IAsyncEnumerable for never ending stream-CodePudding

I am building a client for continuously consuming new records from a data source. The integration is pull-based and my client periodically queries the data source for new records. I'm using IAsyncEnumerable as a return type for this continuous stream of new records. Here is the gist of the method in question:

public async IAsyncEnumerable<Record> StreamRecords(...)
{
    while (!cancellationToken.IsCancellationRequested)
    {
        using var response = await _httpClient.SendAsync(request, cancellationToken);

        var records = _parser.Parse(response.Content);

        foreach (var r in records) yield return r;
        
        await Task.Delay(waitPeriod, cancellationToken);
    }
}

Is this an appropriate use of IAsyncEnumerable? This stream should be "never ending" or "continuous" (at least until cancellationToken or error).

CodePudding user response：

As with most things: the key point is that the intent and behaviour is clearly communicated. I see no conceptual issue over a non-ending sequence, whether that is IEnumerable<T> or IAsyncEnumerable<T> - but obviously if the consumer calls ToList[Async](), things are going to end badly. This is not in itself a problem - to give a similar scenario: some I[Async]Enumerable<T> sequences are non-repeatable - either they can only be iterated once (with subsequent attempts failing), or they could yield different results each time (without even requiring things like list changes). This is perfectly legal, yet code exists in the wild that assumes that sequences are repeatable and will yield the same data. The same discussion exists here, and ultimately, it isn't the producer at fault, but the consumer.

So: your sequence (producer) will work perfectly fine with a reasonable consumer that understands that the data should be treated as unbounded. If that's what your application has, then: great!

CodePudding user response：

Your StreamRecords method returns essentially a consuming sequence, similar in nature with the sequences returned by the methods BlockingCollection<T>.GetConsumingEnumerable and ChannelReader<T>.ReadAllAsync. Consuming means that when the caller enumerates the sequence, the returned elements are permanently removed from some backing storage. In the case of these two methods the backing storage is an internal ConcurrentQueue<T>. In your case (based on this comment) the backing storage is located server-side, with some client-side code that knows what data to fetch next.

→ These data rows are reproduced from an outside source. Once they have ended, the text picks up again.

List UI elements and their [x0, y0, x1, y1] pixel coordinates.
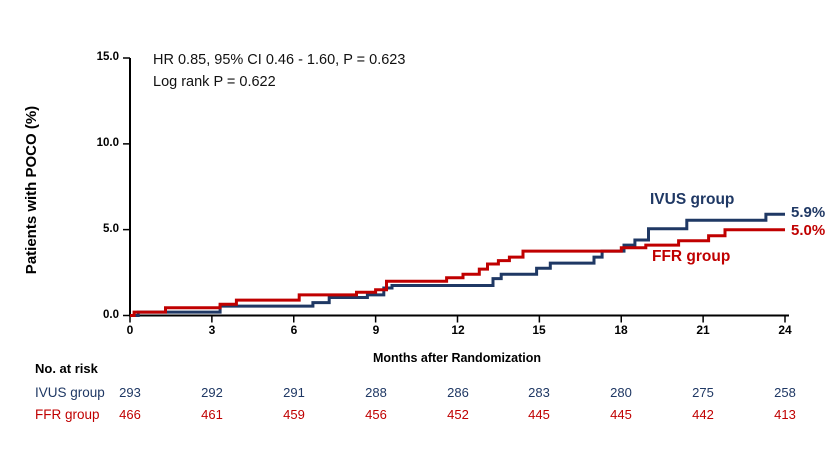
at-risk-value-ivus-group-m3: 292	[201, 385, 223, 400]
at-risk-value-ivus-group-m21: 275	[692, 385, 714, 400]
at-risk-value-ivus-group-m18: 280	[610, 385, 632, 400]
at-risk-value-ivus-group-m12: 286	[447, 385, 469, 400]
at-risk-row-label-ivus: IVUS group	[35, 385, 105, 400]
x-tick-label-0: 0	[126, 323, 134, 337]
x-tick-label-6: 6	[290, 323, 298, 337]
legend-ffr-group: FFR group	[652, 248, 731, 265]
axis-tick-marks	[123, 57, 786, 323]
x-tick-label-15: 15	[532, 323, 546, 337]
at-risk-value-ivus-group-m0: 293	[119, 385, 141, 400]
at-risk-value-ivus-group-m24: 258	[774, 385, 796, 400]
at-risk-value-ffr-group-m15: 445	[528, 407, 550, 422]
at-risk-value-ffr-group-m18: 445	[610, 407, 632, 422]
ffr-final-value-label: 5.0%	[791, 222, 826, 239]
at-risk-row-label-ffr: FFR group	[35, 407, 100, 422]
hr-annotation-line1: HR 0.85, 95% CI 0.46 - 1.60, P = 0.623	[153, 52, 406, 68]
x-tick-label-24: 24	[778, 323, 792, 337]
ivus-final-value-label: 5.9%	[791, 204, 826, 221]
legend-ivus-group: IVUS group	[650, 191, 735, 208]
x-tick-label-9: 9	[372, 323, 380, 337]
x-axis-title: Months after Randomization	[372, 351, 542, 365]
x-tick-label-21: 21	[696, 323, 710, 337]
at-risk-value-ffr-group-m3: 461	[201, 407, 223, 422]
y-tick-label-10.0: 10.0	[96, 137, 119, 149]
y-tick-label-0.0: 0.0	[103, 309, 119, 321]
x-tick-label-12: 12	[451, 323, 465, 337]
at-risk-value-ivus-group-m6: 291	[283, 385, 305, 400]
y-tick-label-15.0: 15.0	[96, 51, 119, 63]
series-line-ivus-group	[130, 212, 785, 317]
series-line-ffr-group	[130, 228, 785, 317]
at-risk-value-ffr-group-m24: 413	[774, 407, 796, 422]
at-risk-value-ffr-group-m12: 452	[447, 407, 469, 422]
hr-annotation: HR 0.85, 95% CI 0.46 - 1.60, P = 0.623 L…	[153, 50, 405, 93]
at-risk-value-ivus-group-m15: 283	[528, 385, 550, 400]
at-risk-value-ffr-group-m21: 442	[692, 407, 714, 422]
at-risk-title: No. at risk	[35, 361, 98, 376]
y-tick-label-5.0: 5.0	[103, 223, 119, 235]
at-risk-value-ffr-group-m6: 459	[283, 407, 305, 422]
hr-annotation-line2: Log rank P = 0.622	[153, 73, 276, 90]
y-axis-title: Patients with POCO (%)	[23, 105, 40, 275]
x-tick-label-18: 18	[614, 323, 628, 337]
at-risk-value-ivus-group-m9: 288	[365, 385, 387, 400]
at-risk-value-ffr-group-m9: 456	[365, 407, 387, 422]
at-risk-value-ffr-group-m0: 466	[119, 407, 141, 422]
x-tick-label-3: 3	[208, 323, 216, 337]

Exposing a consuming sequence comes with some challenges:

Should the method have the word Consuming or Destructive as part of its name?
What happens in case of cancellation? Is the sequence responsive enough when a cancellation signal arrives? Are the caller's expectations met?
What happens if the caller abandons the enumeration prematurely, either by deliberately breaking or returning from the await foreach loop, or unwillingly by a transient exception thrown inside the loop? Are any consumed elements in danger of being lost?

Regarding the 1st challenge you can read this GitHub issue, or even better watch this video, where the various options were debated. Spoiler alert, the Microsoft engineers settled for the seemingly innocuous ReadAllAsync.

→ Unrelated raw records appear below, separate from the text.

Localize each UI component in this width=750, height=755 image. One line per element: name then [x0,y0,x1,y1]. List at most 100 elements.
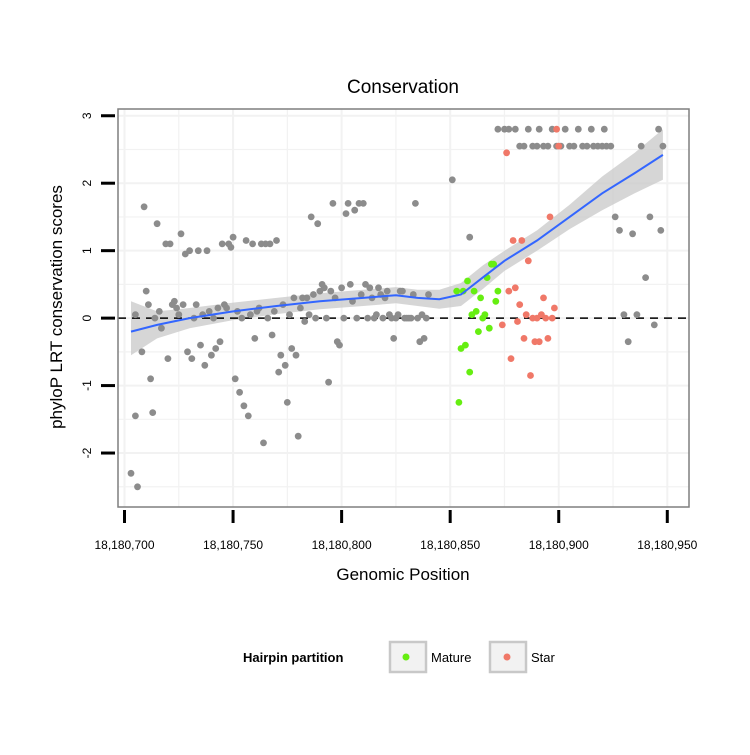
data-point-other [420,335,428,342]
data-point-other [346,281,354,288]
y-tick-label: -2 [80,447,94,458]
data-point-other [544,142,552,150]
data-point-other [147,375,155,383]
data-point-other [134,483,141,491]
data-point-other [155,308,163,315]
data-point-other [357,291,365,298]
legend-label-star: Star [531,650,556,665]
data-point-other [600,125,608,133]
data-point-other [574,125,582,133]
data-point-other [338,284,345,292]
x-axis-title: Genomic Position [336,565,469,584]
data-point-other [329,200,337,207]
data-point-star [553,125,560,133]
y-tick-label: -1 [80,380,94,391]
data-point-star [551,304,558,312]
data-point-other [216,338,224,346]
data-point-other [164,355,172,362]
legend-title: Hairpin partition [243,650,343,665]
data-point-other [145,301,152,308]
data-point-mature [494,287,502,295]
data-point-other [533,142,541,150]
data-point-other [286,311,293,319]
data-point-other [336,341,343,349]
data-point-other [399,287,406,295]
data-point-other [275,368,283,376]
x-tick-label: 18,180,900 [529,538,589,552]
data-point-other [340,314,348,322]
data-point-other [281,361,289,369]
data-point-star [503,149,510,157]
data-point-other [177,230,185,238]
data-point-other [244,412,252,420]
data-point-other [186,247,194,255]
data-point-other [351,206,359,214]
data-point-other [390,335,398,342]
data-point-other [260,439,267,447]
data-point-other [307,213,315,221]
data-point-other [570,142,578,150]
data-point-other [620,311,628,319]
data-point-mature [492,297,500,305]
data-point-other [240,402,248,410]
data-point-other [624,338,632,346]
data-point-other [305,311,313,319]
data-point-other [288,345,296,352]
data-point-mature [490,260,497,268]
data-point-other [149,409,157,416]
y-tick-label: 1 [80,247,94,254]
legend-dot-mature [402,653,410,661]
data-point-other [366,284,374,292]
data-point-other [132,311,139,319]
smooth-fit-line [130,154,664,333]
data-point-mature [455,399,463,406]
data-point-other [127,469,135,477]
data-point-star [535,338,543,346]
data-point-other [249,240,256,248]
plot-border [117,108,690,508]
data-point-other [192,301,200,308]
data-point-other [448,176,456,184]
data-point-other [223,304,231,312]
data-point-other [637,142,645,150]
data-point-other [184,348,191,356]
data-point-other [251,335,259,342]
data-point-other [229,233,237,241]
data-point-other [379,314,387,322]
data-point-other [142,287,150,295]
data-point-other [657,227,665,234]
data-point-other [194,247,202,255]
data-point-other [607,142,615,150]
data-point-other [138,348,146,356]
legend-key-star [488,640,528,674]
data-point-other [394,311,402,319]
data-point-other [629,230,636,238]
legend: Hairpin partition Mature Star [243,640,556,674]
data-point-other [320,284,328,292]
data-point-mature [475,328,482,335]
data-point-other [292,351,300,359]
chart-title: Conservation [347,77,459,98]
grid-lines [118,109,689,507]
smooth-line [130,154,664,333]
series-mature [453,260,502,406]
data-point-star [511,284,519,292]
data-point-other [166,240,174,248]
data-point-mature [459,287,467,295]
data-point-mature [481,311,489,319]
data-point-star [498,321,506,329]
data-point-other [359,200,367,207]
data-point-other [642,274,649,281]
data-point-other [659,142,667,150]
data-point-other [201,361,209,369]
data-point-star [514,318,521,325]
data-point-other [422,314,430,322]
data-point-star [505,287,513,295]
data-point-other [314,220,322,228]
data-point-other [227,243,235,251]
data-point-other [214,304,222,312]
data-point-other [655,125,662,133]
data-point-other [383,287,391,295]
data-point-star [507,355,515,362]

Regarding the 2nd challenge you can read this question, showing that the (technically justified) decision made by Microsoft regarding the ChannelReader<T>.ReadAllAsync API, resulted in non-intuitive/unexpected behavior.

Regarding the 3rd challenge you could consider taking advantage of the mechanics of the finally blocks inside iterator methods. Check out this answer for more details.

Because of these nuances, it might be a good idea to give additional consuming options to the callers. Something like public Task<Record[]> TakeAllNewRecords() for example.